= Midrash Aseret ha-Dibrot =

Midrash Aseret ha-Dibrot (Hebrew: מדרש עשרת הדיברות) or Midrash of the Ten Statements is one of the smaller midrashim which dates (according to A. Jellinek) from about the 10th century, and which is devoted entirely to the Shavuot holiday; a Vatican Library manuscript calls it "an aggadah for Shavuot."

== Goals of the Midrash ==
The author of the Midrash seeks to inculcate the doctrines of the Ten Commandments by citing pertinent tales of a moral and religious nature. In addition to much material from unknown sources, he employs many passages from treatises on the Creation, revelation, and similar topics, which he introduces with the phrase "ameru hakhamim" (the sages say); he seldom cites his authorities. He writes in a lucid Hebrew style. The separate commandments are prefaced by a general introduction based on Psalms 106:2: "Who can utter the mighty acts of the Lord? who can show forth all his praise?" This verse is explained, with reference to Pirkei De-Rabbi Eliezer 3, as follows: "Even the angels are unable to recount His mighty acts; only faintly may be shown what He has created and what shall come to pass, that the name of the King of all kings, the Holy One, blessed be He!, may be praised and honored."

==Sample of Contents==
After a few sentences follows the aggadah of the strife of the letters, which contended with each other for the honor of forming the beginning of creation. The victor in this contest was the letter "bet," the initial of the word בראשית, while "alef" was comforted by the promise that with it, as the first letter of אנכי, the revelation of the Ten Commandments should begin.

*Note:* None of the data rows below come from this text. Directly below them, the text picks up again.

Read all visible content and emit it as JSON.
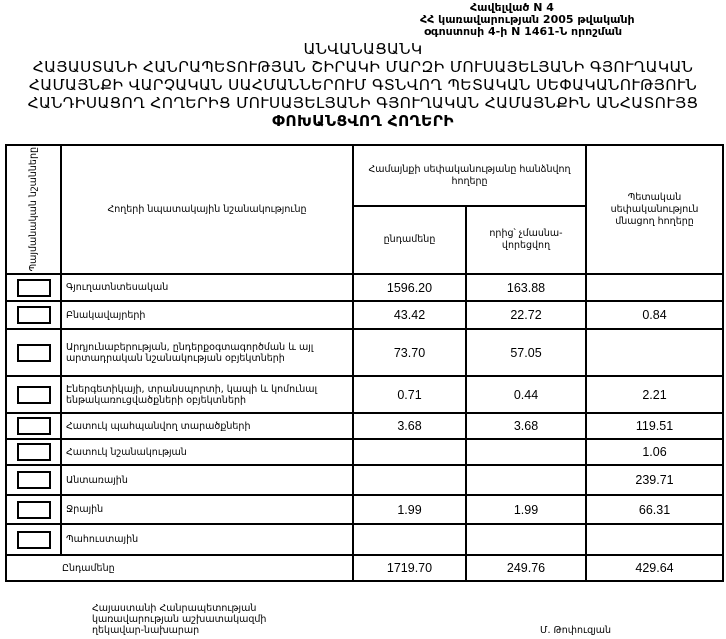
{
  "annex": {
    "line1": "Հավելված N 4",
    "line2": "ՀՀ կառավարության 2005 թվականի",
    "line3": "օգոստոսի 4-ի N 1461-Ն որոշման"
  },
  "title": {
    "line1": "ԱՆՎԱՆԱՑԱՆԿ",
    "line2": "ՀԱՅԱՍՏԱՆԻ ՀԱՆՐԱՊԵՏՈՒԹՅԱՆ ՇԻՐԱԿԻ ՄԱՐԶԻ ՄՈՒՍԱՅԵԼՅԱՆԻ ԳՅՈՒՂԱԿԱՆ",
    "line3": "ՀԱՄԱՅՆՔԻ ՎԱՐՉԱԿԱՆ ՍԱՀՄԱՆՆԵՐՈՒՄ ԳՏՆՎՈՂ ՊԵՏԱԿԱՆ ՍԵՓԱԿԱՆՈՒԹՅՈՒՆ",
    "line4": "ՀԱՆԴԻՍԱՑՈՂ ՀՈՂԵՐԻՑ ՄՈՒՍԱՅԵԼՅԱՆԻ ԳՅՈՒՂԱԿԱՆ ՀԱՄԱՅՆՔԻՆ ԱՆՀԱՏՈՒՅՑ",
    "line5": "ՓՈԽԱՆՑՎՈՂ ՀՈՂԵՐԻ"
  },
  "table": {
    "headers": {
      "symbols": "Պայմանական նշանները",
      "purpose": "Հողերի նպատակային նշանակությունը",
      "community": "Համայնքի սեփականությանը հանձնվող հողերը",
      "total": "ընդամենը",
      "of_which": "որից՝ չմասնա-վորեցվող",
      "state": "Պետական սեփականություն մնացող հողերը"
    },
    "rows": [
      {
        "name": "Գյուղատնտեսական",
        "total": "1596.20",
        "of_which": "163.88",
        "state": ""
      },
      {
        "name": "Բնակավայրերի",
        "total": "43.42",
        "of_which": "22.72",
        "state": "0.84"
      },
      {
        "name": "Արդյունաբերության, ընդերքօգտագործման և այլ արտադրական նշանակության օբյեկտների",
        "total": "73.70",
        "of_which": "57.05",
        "state": ""
      },
      {
        "name": "Էներգետիկայի, տրանսպորտի, կապի և կոմունալ ենթակառուցվածքների օբյեկտների",
        "total": "0.71",
        "of_which": "0.44",
        "state": "2.21"
      },
      {
        "name": "Հատուկ պահպանվող տարածքների",
        "total": "3.68",
        "of_which": "3.68",
        "state": "119.51"
      },
      {
        "name": "Հատուկ նշանակության",
        "total": "",
        "of_which": "",
        "state": "1.06"
      },
      {
        "name": "Անտառային",
        "total": "",
        "of_which": "",
        "state": "239.71"
      },
      {
        "name": "Ջրային",
        "total": "1.99",
        "of_which": "1.99",
        "state": "66.31"
      },
      {
        "name": "Պահուստային",
        "total": "",
        "of_which": "",
        "state": ""
      }
    ],
    "total_row": {
      "name": "Ընդամենը",
      "total": "1719.70",
      "of_which": "249.76",
      "state": "429.64"
    }
  },
  "footer": {
    "position_line1": "Հայաստանի Հանրապետության",
    "position_line2": "կառավարության աշխատակազմի",
    "position_line3": "ղեկավար-նախարար",
    "signatory": "Մ. Թոփուզյան"
  }
}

The word אנכי is explained as a noṭariḳon and as Egyptian. This section is followed by a mystic and cosmological discussion of the magnitude of the world, of the waters above and below the firmament, and of the seven heavens. The introduction then makes excursus on the modesty of Moses, which gained for him the honor of God's revelation of the Torah; on the preexistence of the Torah, and on God's invitation to the Gentiles to accept it, which they all refused; and on the pledges which God required of Israel to keep the Torah, these pledges being their children.

In the discussion of the several commandments (דיבור ראשון, etc., to דיבור תשיעי, which are included in the editions of this midrash) only the first and sixth commandments, which have no story attached to them, are treated at any length in aggadic fashion. In the case of the other commandments, legends form the principal part of the discussion, and are arranged as follows:
- commandment 2, the mother and her seven children, the limping Jew;
- commandment 3, one who never swore;
- commandment 4, the pious man and the cow; Joseph, who kept holy the Sabbath-day, the emperor and R. Joshua b. Hananiah, Tinnius Rufus and Rabbi Akiva
- commandment 5, three examples of the love of children, the child and the Book of Genesis
- commandment 7, the temptation of Mattithiah b. Ḥeresh, Rabbi Meir and the wife of his host, Mattaniah's wife and death; the history of Saul, who by the help of Elijah was reunited with his wife after a long separation
- commandment 8, Solomon and the thief, the merchant and the thievish innkeeper;
- commandment 9, the son of the publican Baya.